In some of the 31 prints we can see personal items and evidence that the room is being inhabited. In this sense, I say to Crosher, the series becomes a bit of a self-portrait as well.
“For sure,” she replies, pointing out that many of the images acknowledge her presence in how they are shot and what they include. “I would have these little hints, and sometimes I would shoot so that the beds were in the foreground to kind of look like a body, so there would be references to figures.” The viewer, then, is put “in a space where something has happened or will happen,” and so he or she becomes part of “that potential narrative.”
The narrative that runs through her work, the focus on the “imaginary,” may remind us of Cindy Sherman. Presumably Crosher has many influences and photographic ancestors, but for me that’s who comes to mind.
“I’ve been waiting for somebody to do this show,” Crosher says. “So when Colin came up with it, and then this whole history of being in El Segundo and being near the airport, it’s like serendipity.”
And, of course, if we step outside the building…
“We see the planes.”
Breaking, entering, and shooting
John Divola has been recognized as one of L.A.’s most prominent photographers. He’s received fellowships from the National Endowment for the Arts, and a Guggenheim Fellowship in 1986. For his “Zuma Beach” series he entered deserted homes, spray-painted, and then photographed the scene with a view out towards the ocean. Among his compelling bodies of work we find “As Far as I Could Get,” in which he set the timer on his camera for 10 seconds and then beat a fast retreat on foot. “Dogs Chasing my Car in the Desert” is just that, two velocities captured in one frame. He’s also been a long-time instructor at UC Riverside.
As for his “LAX Site” series now on view at ESMoA…
He’s referring to the homes that were to be demolished or removed when the airport expanded.

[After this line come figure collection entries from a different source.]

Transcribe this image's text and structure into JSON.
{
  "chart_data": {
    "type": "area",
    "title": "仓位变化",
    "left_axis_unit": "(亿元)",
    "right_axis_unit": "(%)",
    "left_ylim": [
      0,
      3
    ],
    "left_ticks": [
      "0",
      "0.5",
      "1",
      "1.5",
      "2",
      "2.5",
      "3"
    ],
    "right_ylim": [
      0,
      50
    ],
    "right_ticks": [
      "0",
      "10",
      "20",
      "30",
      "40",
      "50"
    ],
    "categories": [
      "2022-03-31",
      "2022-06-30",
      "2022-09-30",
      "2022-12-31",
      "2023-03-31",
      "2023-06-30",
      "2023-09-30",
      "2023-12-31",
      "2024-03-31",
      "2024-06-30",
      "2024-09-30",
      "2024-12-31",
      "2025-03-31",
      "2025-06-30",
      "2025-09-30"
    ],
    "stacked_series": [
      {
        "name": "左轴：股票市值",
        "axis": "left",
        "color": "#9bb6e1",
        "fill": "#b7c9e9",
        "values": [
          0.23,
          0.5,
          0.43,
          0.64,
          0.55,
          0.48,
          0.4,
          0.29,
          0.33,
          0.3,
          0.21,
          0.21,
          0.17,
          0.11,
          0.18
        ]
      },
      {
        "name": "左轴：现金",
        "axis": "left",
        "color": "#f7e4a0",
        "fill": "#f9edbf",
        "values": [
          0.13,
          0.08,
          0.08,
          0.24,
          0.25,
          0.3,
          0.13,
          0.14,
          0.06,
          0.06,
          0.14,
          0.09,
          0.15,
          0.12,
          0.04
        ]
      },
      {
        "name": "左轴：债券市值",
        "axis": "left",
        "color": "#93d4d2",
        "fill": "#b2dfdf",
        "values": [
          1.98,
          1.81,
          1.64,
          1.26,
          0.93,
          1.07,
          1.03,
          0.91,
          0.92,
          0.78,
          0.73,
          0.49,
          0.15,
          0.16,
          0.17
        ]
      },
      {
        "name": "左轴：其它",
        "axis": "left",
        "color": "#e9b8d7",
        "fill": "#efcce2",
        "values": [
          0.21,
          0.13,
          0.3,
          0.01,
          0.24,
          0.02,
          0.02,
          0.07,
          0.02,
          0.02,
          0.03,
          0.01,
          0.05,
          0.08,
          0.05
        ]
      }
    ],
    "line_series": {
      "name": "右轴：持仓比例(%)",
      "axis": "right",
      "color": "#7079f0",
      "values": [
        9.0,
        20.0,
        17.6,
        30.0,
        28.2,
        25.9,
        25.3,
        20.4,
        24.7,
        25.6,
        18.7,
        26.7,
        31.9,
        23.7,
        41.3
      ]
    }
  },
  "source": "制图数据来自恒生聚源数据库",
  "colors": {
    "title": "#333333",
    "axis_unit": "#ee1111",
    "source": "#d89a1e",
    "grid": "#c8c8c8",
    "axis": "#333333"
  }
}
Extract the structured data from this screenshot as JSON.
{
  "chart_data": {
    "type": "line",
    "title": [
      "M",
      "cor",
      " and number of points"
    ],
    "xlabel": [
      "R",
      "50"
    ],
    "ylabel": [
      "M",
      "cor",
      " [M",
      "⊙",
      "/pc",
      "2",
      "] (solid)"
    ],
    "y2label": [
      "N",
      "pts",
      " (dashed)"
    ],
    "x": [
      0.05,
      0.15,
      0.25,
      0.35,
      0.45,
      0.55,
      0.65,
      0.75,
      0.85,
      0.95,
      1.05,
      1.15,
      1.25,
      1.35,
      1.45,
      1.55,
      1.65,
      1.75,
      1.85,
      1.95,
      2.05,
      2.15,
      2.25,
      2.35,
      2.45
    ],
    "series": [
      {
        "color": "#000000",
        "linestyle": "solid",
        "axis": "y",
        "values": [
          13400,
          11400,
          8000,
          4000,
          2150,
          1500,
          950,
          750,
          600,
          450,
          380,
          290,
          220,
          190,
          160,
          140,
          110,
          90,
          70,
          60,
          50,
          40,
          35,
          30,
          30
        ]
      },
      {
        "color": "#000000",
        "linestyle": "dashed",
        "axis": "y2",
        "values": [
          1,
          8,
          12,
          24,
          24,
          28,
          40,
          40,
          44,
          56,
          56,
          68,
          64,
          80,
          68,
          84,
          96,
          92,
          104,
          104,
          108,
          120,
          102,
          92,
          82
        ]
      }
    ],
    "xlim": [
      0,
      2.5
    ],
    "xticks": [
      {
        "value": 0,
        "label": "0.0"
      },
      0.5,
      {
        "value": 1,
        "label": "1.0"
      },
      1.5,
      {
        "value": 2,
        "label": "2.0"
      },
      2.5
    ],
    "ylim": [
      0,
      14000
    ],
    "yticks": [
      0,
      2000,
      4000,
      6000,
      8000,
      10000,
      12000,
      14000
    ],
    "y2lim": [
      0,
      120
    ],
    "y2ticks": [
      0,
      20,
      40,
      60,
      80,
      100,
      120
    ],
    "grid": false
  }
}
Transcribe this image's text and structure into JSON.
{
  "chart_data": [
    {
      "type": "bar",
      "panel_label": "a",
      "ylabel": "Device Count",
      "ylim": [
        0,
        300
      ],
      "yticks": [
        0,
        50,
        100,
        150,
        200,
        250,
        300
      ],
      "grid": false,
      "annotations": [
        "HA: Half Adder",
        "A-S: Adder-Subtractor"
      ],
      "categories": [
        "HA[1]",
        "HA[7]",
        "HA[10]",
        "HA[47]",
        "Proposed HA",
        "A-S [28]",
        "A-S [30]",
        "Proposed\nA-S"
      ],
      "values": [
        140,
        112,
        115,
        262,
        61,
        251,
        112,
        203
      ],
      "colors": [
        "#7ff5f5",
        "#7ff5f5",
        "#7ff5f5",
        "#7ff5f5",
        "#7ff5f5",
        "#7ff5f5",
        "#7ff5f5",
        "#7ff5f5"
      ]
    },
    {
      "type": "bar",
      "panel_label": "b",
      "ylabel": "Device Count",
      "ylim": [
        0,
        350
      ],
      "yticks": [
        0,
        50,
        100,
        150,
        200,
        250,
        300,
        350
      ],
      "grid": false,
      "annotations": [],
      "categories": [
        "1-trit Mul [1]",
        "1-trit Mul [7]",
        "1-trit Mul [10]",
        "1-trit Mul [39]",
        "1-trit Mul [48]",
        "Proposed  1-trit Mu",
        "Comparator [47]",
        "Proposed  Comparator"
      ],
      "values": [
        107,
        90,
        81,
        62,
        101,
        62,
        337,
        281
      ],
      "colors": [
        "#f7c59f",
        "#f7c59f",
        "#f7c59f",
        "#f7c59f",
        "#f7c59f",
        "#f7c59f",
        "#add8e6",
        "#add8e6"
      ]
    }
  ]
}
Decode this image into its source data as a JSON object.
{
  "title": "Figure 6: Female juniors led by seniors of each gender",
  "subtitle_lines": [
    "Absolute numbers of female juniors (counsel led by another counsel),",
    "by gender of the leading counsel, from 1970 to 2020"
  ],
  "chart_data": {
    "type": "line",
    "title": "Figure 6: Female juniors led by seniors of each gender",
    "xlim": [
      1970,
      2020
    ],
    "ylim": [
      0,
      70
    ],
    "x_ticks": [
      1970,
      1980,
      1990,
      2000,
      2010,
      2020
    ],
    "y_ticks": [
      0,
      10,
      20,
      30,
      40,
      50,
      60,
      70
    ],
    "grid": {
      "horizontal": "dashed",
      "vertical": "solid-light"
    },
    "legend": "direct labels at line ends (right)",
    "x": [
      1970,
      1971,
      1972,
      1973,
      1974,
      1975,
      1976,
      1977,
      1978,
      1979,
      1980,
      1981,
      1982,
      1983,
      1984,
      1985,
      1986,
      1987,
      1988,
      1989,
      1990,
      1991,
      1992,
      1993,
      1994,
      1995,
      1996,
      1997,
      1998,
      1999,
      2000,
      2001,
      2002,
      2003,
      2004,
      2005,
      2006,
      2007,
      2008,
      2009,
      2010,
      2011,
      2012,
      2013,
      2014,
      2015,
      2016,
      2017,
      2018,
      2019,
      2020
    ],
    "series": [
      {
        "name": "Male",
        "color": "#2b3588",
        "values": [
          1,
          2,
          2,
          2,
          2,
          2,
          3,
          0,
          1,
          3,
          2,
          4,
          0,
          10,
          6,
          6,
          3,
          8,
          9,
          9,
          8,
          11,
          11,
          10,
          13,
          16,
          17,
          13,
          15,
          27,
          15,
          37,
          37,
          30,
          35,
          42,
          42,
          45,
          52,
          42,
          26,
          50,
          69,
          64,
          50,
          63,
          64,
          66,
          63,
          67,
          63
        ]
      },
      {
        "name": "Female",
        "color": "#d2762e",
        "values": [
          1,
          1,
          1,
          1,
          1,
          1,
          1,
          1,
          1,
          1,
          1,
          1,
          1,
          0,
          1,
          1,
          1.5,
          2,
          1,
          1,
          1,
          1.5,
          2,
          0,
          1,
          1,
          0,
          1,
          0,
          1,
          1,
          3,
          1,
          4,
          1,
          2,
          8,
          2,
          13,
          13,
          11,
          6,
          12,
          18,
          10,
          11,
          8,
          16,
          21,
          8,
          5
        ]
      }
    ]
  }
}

Divola’s initial work, such as “Untitled (Man Watering Lawn)” and “Untitled (Young Woman on Sidewalk),” from the period of 1971-73, are fairly conventional and exactly as described, but then we see that sense of desolation-in-paradise in the 1975 work, “Los Angeles International Airport Noise Abatement Zone Exterior View B”.
“And then at one point I got really interested in observing the forced entries where people would break in.” Divola says that the airport authority would be onsite cleaning up the area from Monday through Friday, but come Friday afternoon the kids would show up and break in again.
“I would go (there) over the weekend and document where they broke in, and my interest was primarily more esthetic than social at the time. When I was painting in houses it was my own gesture in relation to what was there. Often there were other gestures… the gesture of the architect, the gesture of the people who lived there, the gesture of the person who hits a hole in the wall.
“So, even in that earlier work,” Divola continues, “I wasn’t really differentiating between my gestures and the gestures of others. And here the gesture is a broad gesture of someone breaking into the house. So I was interested in that in relationship with the specificity of the circumstance. In that way, it’s not dissimilar to what’s going on in art generally, which is ideas about gesture and abstraction. It’s just that in photographs it’s never completely abstract.
“And so,” summing up what motivated him, Divola says that “I was interested in that relationship between gesture, abstraction, and specificity. I’m not uninterested in it having a certain kind of social echo to it, but that’s not the primary, central interest of mine. Mine’s a little more esoteric, art-oriented and maybe existential.”
The two bodies of work, Divola’s and Crosher’s, while starkly different, do orbit the same sun, which in this instance is the incidental but sociological history and legacy of LAX, and as Colin Westerbeck aptly noted, ESMoA is the perfect venue for this exhibition.